D’ailleurs, le substantif est accordé au pluriel « lorsqu’il se confronte à la réalité », observent les professeurs Olivier Dard, Christophe Boutin et Frédéric Rouvillois, brillant et énergique trio auquel l’on devait déjà, en 2017, un remarqué (et remarquable) Dictionnaire du conservatisme, chez le même éditeur. D’Abstention à Zola (Émile), en passant par Bonnets rouges, Chouanneries, Démagogie, Élitismes, Foules (psychologie des), Gilets jaunes, Hongrie, Illibéralisme, Jacqueries, Le Pen (Jean-Marie et Marine), Mondialisation, Nation (et peuple), Oligarchie, Podemos, Québec, Référendum (d’initiative citoyenne), Société civile, « Trumpulisme » ou Vox, c’est toute la nébuleuse populiste qu'il nous est offert de voir dans son infinie diversité, de l’Europe à l’Amérique latine.

Les coordonnateurs précités insistent, à raison, sur l’image dépréciative d’un phénomène politique dont on oublie trop facilement la racine du mot, « populus » signifiant peuple.

Son émergence sur la scène politique internationale est la résultante de deux légitimités qui s’affrontent : le peuple et leurs dirigeants.

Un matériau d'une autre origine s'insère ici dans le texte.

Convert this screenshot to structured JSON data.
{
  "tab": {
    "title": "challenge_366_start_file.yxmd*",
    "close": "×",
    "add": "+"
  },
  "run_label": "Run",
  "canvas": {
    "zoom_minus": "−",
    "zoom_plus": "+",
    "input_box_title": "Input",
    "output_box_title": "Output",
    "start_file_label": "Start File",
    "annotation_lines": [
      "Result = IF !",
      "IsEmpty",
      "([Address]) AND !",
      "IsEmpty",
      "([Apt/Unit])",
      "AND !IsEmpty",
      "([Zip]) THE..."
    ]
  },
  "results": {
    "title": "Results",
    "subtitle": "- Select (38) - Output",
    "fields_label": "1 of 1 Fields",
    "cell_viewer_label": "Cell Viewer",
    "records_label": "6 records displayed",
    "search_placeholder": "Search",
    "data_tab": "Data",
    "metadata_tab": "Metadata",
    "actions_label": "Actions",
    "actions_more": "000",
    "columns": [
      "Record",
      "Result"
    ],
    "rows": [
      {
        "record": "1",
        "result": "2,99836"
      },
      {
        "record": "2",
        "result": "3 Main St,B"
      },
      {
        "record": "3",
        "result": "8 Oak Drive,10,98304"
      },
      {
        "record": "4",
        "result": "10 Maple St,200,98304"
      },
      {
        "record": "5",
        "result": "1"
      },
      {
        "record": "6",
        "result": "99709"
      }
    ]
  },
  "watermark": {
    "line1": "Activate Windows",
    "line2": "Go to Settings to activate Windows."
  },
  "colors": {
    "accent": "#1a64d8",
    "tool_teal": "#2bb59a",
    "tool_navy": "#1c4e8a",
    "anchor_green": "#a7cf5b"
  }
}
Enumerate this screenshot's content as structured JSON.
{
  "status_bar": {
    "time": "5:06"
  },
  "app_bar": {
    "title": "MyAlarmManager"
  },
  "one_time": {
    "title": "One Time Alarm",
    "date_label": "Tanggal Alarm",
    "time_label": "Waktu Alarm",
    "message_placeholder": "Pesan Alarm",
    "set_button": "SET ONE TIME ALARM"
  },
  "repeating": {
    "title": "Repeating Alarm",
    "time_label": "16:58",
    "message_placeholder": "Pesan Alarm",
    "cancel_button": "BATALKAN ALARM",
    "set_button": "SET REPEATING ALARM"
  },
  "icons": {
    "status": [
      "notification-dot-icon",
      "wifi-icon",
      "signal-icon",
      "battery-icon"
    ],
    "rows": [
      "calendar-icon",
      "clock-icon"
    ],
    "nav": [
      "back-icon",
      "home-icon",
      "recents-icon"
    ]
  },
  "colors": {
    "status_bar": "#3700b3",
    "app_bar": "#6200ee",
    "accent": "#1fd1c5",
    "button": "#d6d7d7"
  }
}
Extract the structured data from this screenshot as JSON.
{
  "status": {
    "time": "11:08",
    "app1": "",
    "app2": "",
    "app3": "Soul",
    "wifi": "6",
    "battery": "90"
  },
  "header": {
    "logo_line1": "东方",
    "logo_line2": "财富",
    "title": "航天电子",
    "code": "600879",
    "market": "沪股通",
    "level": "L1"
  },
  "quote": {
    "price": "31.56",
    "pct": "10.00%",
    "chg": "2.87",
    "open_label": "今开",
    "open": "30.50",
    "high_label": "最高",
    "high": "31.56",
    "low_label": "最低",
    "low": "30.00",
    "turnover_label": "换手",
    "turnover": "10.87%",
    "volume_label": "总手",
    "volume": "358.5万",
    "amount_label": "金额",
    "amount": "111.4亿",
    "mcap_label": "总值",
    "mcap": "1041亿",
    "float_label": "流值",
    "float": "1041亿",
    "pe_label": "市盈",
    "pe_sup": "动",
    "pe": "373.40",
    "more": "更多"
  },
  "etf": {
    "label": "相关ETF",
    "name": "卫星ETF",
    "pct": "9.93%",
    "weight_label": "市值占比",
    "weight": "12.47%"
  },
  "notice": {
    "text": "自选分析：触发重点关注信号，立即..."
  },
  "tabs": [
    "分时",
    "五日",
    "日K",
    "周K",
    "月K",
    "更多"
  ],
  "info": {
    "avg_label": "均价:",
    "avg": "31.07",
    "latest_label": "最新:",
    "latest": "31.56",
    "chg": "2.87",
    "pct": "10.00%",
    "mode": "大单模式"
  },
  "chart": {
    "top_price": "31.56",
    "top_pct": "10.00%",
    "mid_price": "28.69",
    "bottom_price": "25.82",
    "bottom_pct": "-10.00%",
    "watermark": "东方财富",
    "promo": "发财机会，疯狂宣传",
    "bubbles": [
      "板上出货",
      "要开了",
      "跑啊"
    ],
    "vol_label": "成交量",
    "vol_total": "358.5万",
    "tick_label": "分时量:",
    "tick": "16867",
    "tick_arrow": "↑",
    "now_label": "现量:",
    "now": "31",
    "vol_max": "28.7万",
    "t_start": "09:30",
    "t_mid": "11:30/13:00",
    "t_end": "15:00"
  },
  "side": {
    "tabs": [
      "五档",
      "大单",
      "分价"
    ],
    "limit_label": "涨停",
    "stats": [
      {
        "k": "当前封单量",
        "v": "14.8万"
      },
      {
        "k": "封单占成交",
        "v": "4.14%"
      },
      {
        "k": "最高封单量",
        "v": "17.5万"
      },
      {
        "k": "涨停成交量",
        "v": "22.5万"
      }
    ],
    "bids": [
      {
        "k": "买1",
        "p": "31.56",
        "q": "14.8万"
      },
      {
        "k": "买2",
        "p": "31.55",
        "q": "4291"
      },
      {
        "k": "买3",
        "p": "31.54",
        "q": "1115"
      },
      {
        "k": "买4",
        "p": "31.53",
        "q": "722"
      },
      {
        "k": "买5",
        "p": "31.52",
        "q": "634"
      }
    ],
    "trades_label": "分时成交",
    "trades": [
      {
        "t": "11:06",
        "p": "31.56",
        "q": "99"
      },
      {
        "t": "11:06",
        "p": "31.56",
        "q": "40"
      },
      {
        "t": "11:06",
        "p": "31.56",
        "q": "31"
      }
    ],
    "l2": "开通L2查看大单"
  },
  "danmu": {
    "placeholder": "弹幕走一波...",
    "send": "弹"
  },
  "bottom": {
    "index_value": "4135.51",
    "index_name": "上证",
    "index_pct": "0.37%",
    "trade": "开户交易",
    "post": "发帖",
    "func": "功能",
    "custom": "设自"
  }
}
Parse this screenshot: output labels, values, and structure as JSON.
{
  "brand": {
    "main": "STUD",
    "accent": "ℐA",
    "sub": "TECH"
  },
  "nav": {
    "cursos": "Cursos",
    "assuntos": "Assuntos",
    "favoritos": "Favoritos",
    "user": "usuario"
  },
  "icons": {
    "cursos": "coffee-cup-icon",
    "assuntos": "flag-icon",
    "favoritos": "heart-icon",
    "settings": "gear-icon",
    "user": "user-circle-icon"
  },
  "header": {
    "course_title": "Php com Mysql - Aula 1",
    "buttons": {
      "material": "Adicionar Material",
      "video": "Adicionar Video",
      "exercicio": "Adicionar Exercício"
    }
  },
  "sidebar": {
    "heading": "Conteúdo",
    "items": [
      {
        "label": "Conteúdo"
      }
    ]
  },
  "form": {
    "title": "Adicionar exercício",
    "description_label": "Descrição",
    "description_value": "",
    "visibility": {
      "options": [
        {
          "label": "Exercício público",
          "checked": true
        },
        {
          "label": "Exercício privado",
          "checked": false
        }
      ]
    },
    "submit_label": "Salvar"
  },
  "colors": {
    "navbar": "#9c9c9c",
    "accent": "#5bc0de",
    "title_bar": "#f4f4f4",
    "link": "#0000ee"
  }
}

Bien plus, la légitimité du peuple, à la source première de celle des gouvernants élus, revendique à son profit un droit inédit à l’émancipation politique. Or, cette confrontation issue des urnes – sinon de la rue – marque un réel divorce du couple « électeurs-élus », archétype paradigmatique de la démocratie représentative moderne.

Le populisme au pluriel traduit l’hétérogénéité des expressions populaires à rebours de la doxa onusienne de l’universalisme des droits de l’homme et de la démocratie comme fin (à la fois terme et but) de l’Histoire. La stupéfaction – bientôt transformée en arrogance docte et relativiste –, lorsqu’un Trump, un Orbán ou un Salvini jaillirent des votes courroucés de leurs peuples respectifs, consommait la rupture entre le pays légal devenu illégitime et le pays réel qui replongeait dans l’oubli jusqu’aux prochaines échéances électorales.

Les flambées populistes en Pologne, au Royaume-Uni, au Danemark, en Hongrie, en Autriche, aux États-Unis, même en France où l’élection d’Emmanuel Macron symbolisa, certes au prix d’une cynique imposture médiatique et marketing, ce « dégagisme » symptomatique, illustraient de manière crue l’effondrement d’une idée reçue dont l’habitude fut rapidement prise de la considérer, sans discussion, comme un théorème non seulement indémontrable mais totémique : démocratie = représentation.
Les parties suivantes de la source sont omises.